As America closes in on the 11th anniversary of 9/11, the Feds want the public to believe that unknown terrorist organizations are recruiting your neighbor[s] to become a domestic extremist. But it is not just any neighbor, this time it is far-right “extremists” or White supremacists and Trump supporters who they want to recruit.
For years DHS officials have warned Americans of the dangers that lurk just outside their front doors or worse in the far-flung Middle East where extremists are plotting to bomb us, shoot us, or poison our water systems. The only difference to the terrorists that await Americans is that now they are allegedly targeting a person’s ideological beliefs.
According to Cohen, “the most significant terrorist threat facing the U.S. today comes from individuals or lone offenders, and small groups of individuals who based on an ideological belief system, primarily an ideological belief system they self-connect with online activity, but they’ll go out and commit an act of violence on behalf of that belief or a combination of ideological beliefs, or a combination of ideological beliefs and personal grievances.”
What does this mean for Americans?
It means that the Feds can target individuals for expressing anti-government sentiments.
“In many respects, this is a much more individualized threat, and what I mean by that is if you look at the lethal attacks that have occurred in the U.S. over the last several years, they have been conducted by individuals who spend incredible amounts of time online viewing extremist content, content about past violent attacks, they tend to be individuals who have shared behavioral health or environmental characteristics,” Cohen said.
Targeting people for their ideological beliefs is horrifying in and of itself. Biden’s new domestic terror law will also give law enforcement the right to target people based on their behaviors.
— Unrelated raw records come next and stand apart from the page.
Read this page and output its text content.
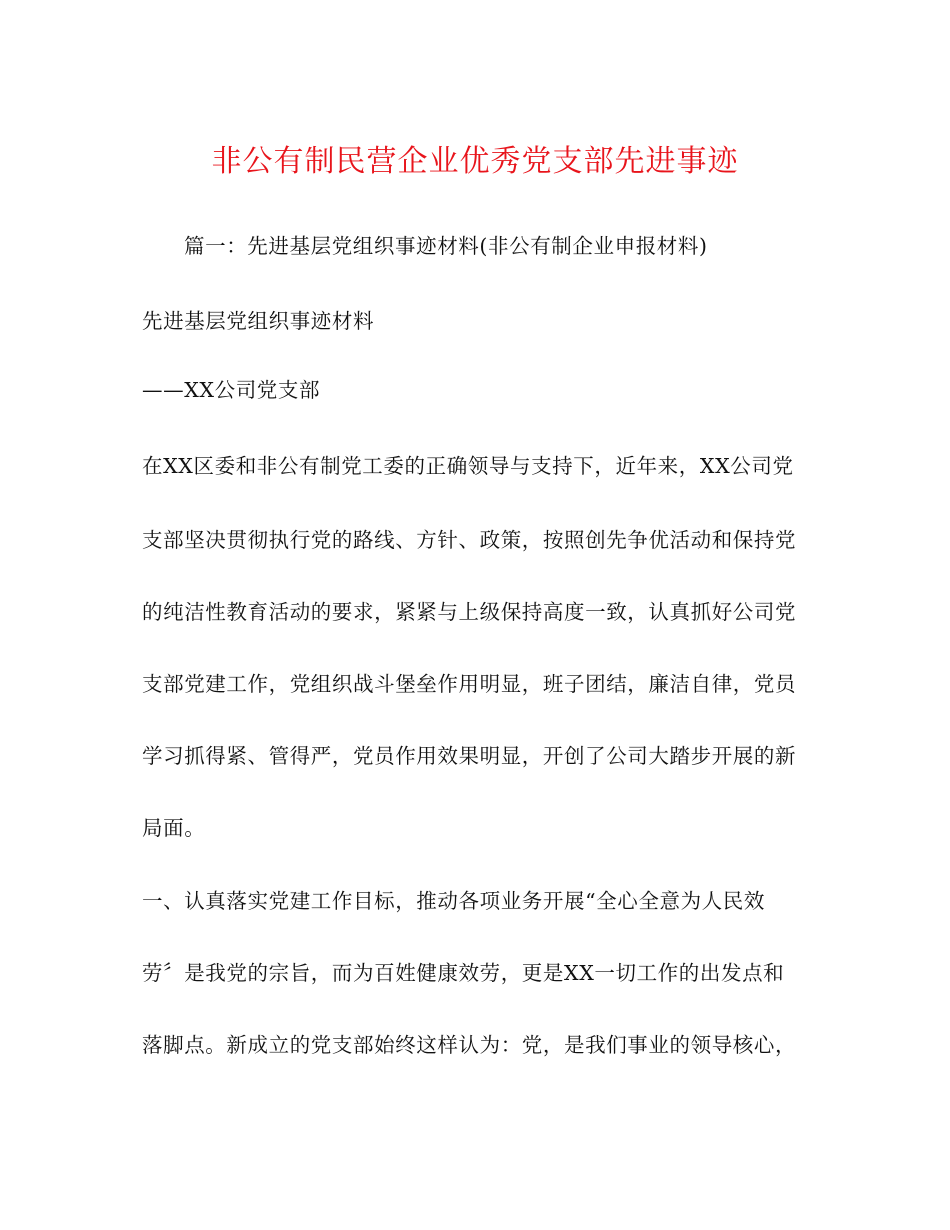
非公有制民营企业优秀党支部先进事迹
篇一：先进基层党组织事迹材料(非公有制企业申报材料)
先进基层党组织事迹材料
——XX公司党支部
在XX区委和非公有制党工委的正确领导与支持下，近年来，XX公司党
支部坚决贯彻执行党的路线、方针、政策，按照创先争优活动和保持党
的纯洁性教育活动的要求，紧紧与上级保持高度一致，认真抓好公司党
支部党建工作，党组织战斗堡垒作用明显，班子团结，廉洁自律，党员
学习抓得紧、管得严，党员作用效果明显，开创了公司大踏步开展的新
局面。
一、认真落实党建工作目标，推动各项业务开展“全心全意为人民效
劳〞是我党的宗旨，而为百姓健康效劳，更是XX一切工作的出发点和
落脚点。新成立的党支部始终这样认为：党，是我们事业的领导核心，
“What we mean by that, yes, the motive and ideological beliefs are important as part of the analytic process, but the threat tends to come from individuals who have a very superficial understanding of the ideological belief system they use as the validation for an act of violence, but they do have shared behavioral characteristics,” Cohen said.
If any of this is beginning to sound like China, one only need look at Hong Kong to see the similarities. Speaking out in print against an authoritative regime is an arrestable offense, demonstrating against police brutality is an arrestable offense and so on.
As a recent Brietbart article pointed out, there is no “official Pentagon definition of extremism.” So how can our government give more powers to law enforcement to surveil and arrest suspected “domestic extremists”?